Charles J. McDonald, 38, of Meggett, was driving the Ford Explorer that struck the motorcyclists shortly before 11:30 a.m. May 11 on U.S. Highway 17 at Anna Knapp Boulevard, according to police. Motorcyclists James Doucette, 80, of Port Charlotte, Fla., and James Hines, 50, of Yaphank, N.Y., died in the accident, and the driver of a car stopped in front of them, 73-year-old Mary Lucarelli of Mount Pleasant, was injured.
McDonald's vehicle struck the two motorcycles, then Lucarelli's truck, and her truck then struck the last vehicle in line at the traffic light, according to police statements and reports. A police report says McDonald was going the speed limit, 45 mph, when he struck the stopped vehicles, and lists "driving too fast for conditions" and "distraction/inattention" as contributing factors in the accident.
The Mount Pleasant Police Department said the decision to file no criminal charges related to the two deaths came after a review with 9th Circuit Solicitor Scarlett Wilson's office. Wilson said Tuesday that she consulted with police officials at their request, but that the decision on charges was theirs.
Capt. Stan Gragg said police had no reason to believe alcohol or drugs were involved in the incident, and did not have cause to test McDonald. He also said there was no indication a cell phone was being used at the time of the wreck, but Gragg said he had no information as to why McDonald did not notice the motorcycles and cars stopped at the red light.
"It's sad, but accidents happen every day," said Lionel Lofton, McDonald's attorney. "He's very, very sorry that this happened."
"It was a terrible accident, but it was an accident," he said.

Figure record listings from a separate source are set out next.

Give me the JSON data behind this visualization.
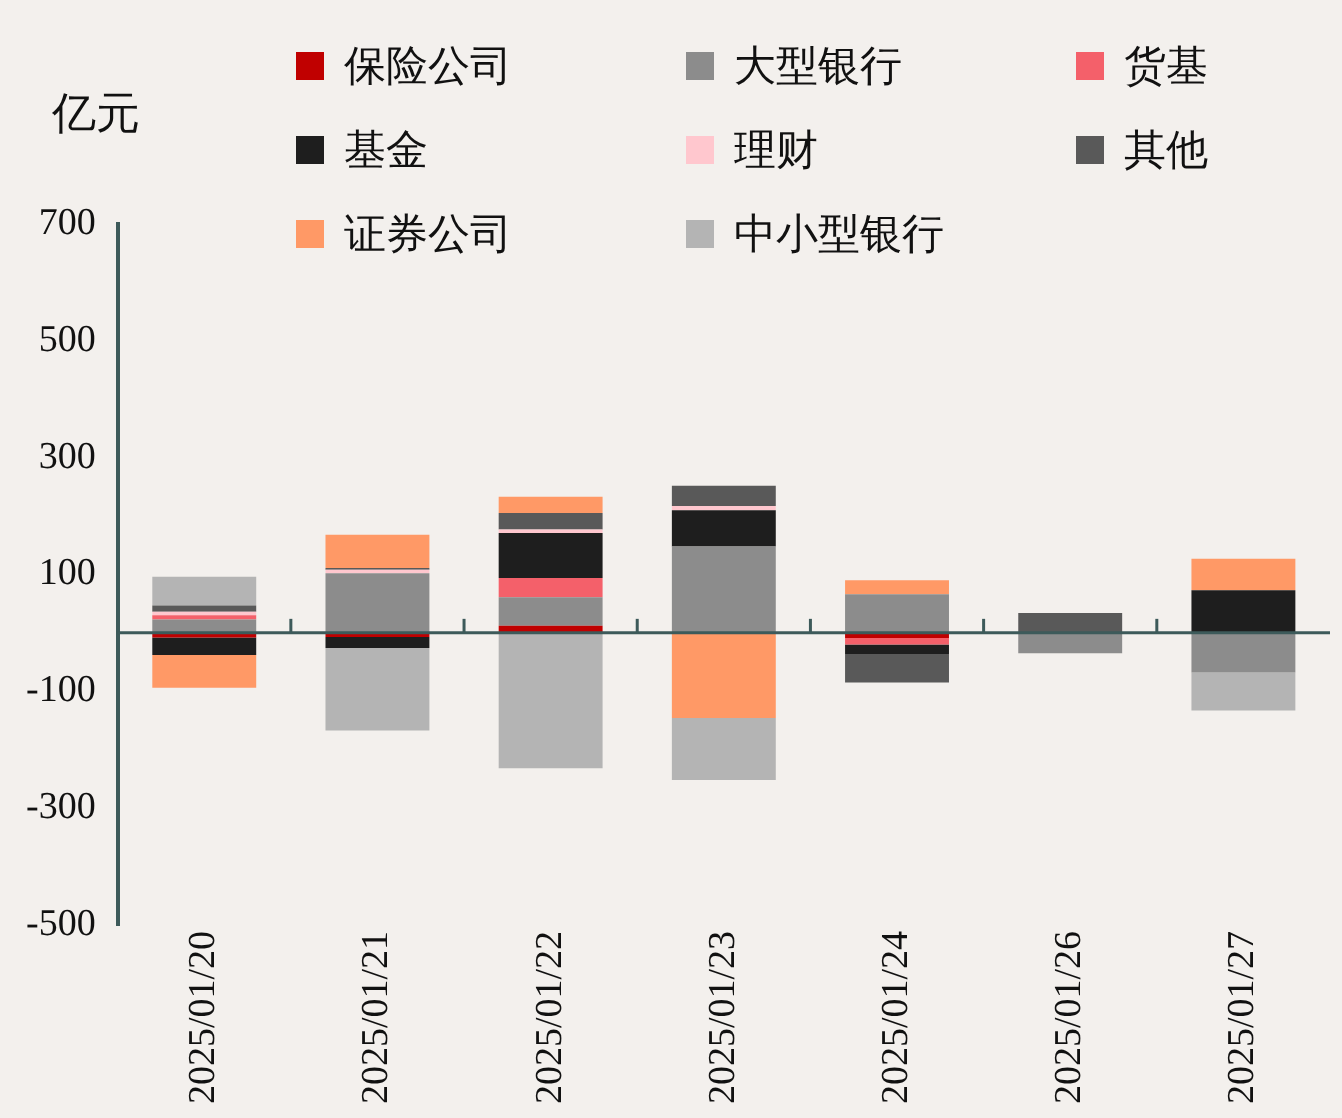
{
  "chart_data": {
    "type": "bar",
    "ylabel": "亿元",
    "stacked": true,
    "legend": "top",
    "grid": false,
    "categories": [
      "2025/01/20",
      "2025/01/21",
      "2025/01/22",
      "2025/01/23",
      "2025/01/24",
      "2025/01/26",
      "2025/01/27"
    ],
    "series": [
      {
        "name": "保险公司",
        "color": "#c00000",
        "values": [
          -8,
          -7,
          12,
          0,
          -9,
          0,
          null
        ]
      },
      {
        "name": "大型银行",
        "color": "#8c8c8c",
        "values": [
          23,
          102,
          49,
          148,
          66,
          -35,
          -68
        ]
      },
      {
        "name": "货基",
        "color": "#f4606a",
        "values": [
          7,
          0,
          33,
          0,
          -11,
          0,
          0
        ]
      },
      {
        "name": "基金",
        "color": "#1e1e1e",
        "values": [
          -30,
          -19,
          77,
          62,
          -16,
          0,
          73
        ]
      },
      {
        "name": "理财",
        "color": "#ffc7ce",
        "values": [
          6,
          6,
          6,
          7,
          0,
          0,
          0
        ]
      },
      {
        "name": "其他",
        "color": "#595959",
        "values": [
          11,
          3,
          28,
          35,
          -49,
          34,
          0
        ]
      },
      {
        "name": "证券公司",
        "color": "#ff9966",
        "values": [
          -56,
          57,
          28,
          -146,
          24,
          0,
          54
        ]
      },
      {
        "name": "中小型银行",
        "color": "#b4b4b4",
        "values": [
          49,
          -141,
          -232,
          -106,
          0,
          0,
          -65
        ]
      }
    ],
    "ylim": [
      -500,
      700
    ],
    "yticks": [
      -500,
      -300,
      -100,
      100,
      300,
      500,
      700
    ]
  }
}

McDonald's treatment by police is similar to a number of other recent accidents involving motorcycles. In incidents this year in North Charleston, Ladson and Myrtle Beach, drivers were charged with failing to yield the right of way after collisions with motorcycles, two of which involved the death of the motorcyclist.
Such cases are treated quite differently if the driver was under the influence of alcohol or drugs, even if the outcomes are similar.
In a 2008 wreck in Mount Pleasant, also involving two motorcycles and a sport-utility vehicle on U.S. 17, one man was killed and another injured after their bikes were struck from behind just after the red light they were stopped at had changed to green.
The driver of the SUV, Mallory Hood, now 22, was sentenced last month to 18 years in prison after pleading guilty to felony DUI involving a fatality.
The traffic charge McDonald will face, traveling too fast for conditions, carries a fine and points against a driver's license. Lofton said he expects McDonald will pay the fine rather than fight the ticket.
Lofton said he expects civil litigation against McDonald could follow.
Mount Pleasant police Capt. Carl Ritchie said previously that the motorcyclists struck by McDonald were in the Myrtle Beach area for Bike Week and had decided to come to Charleston for the day.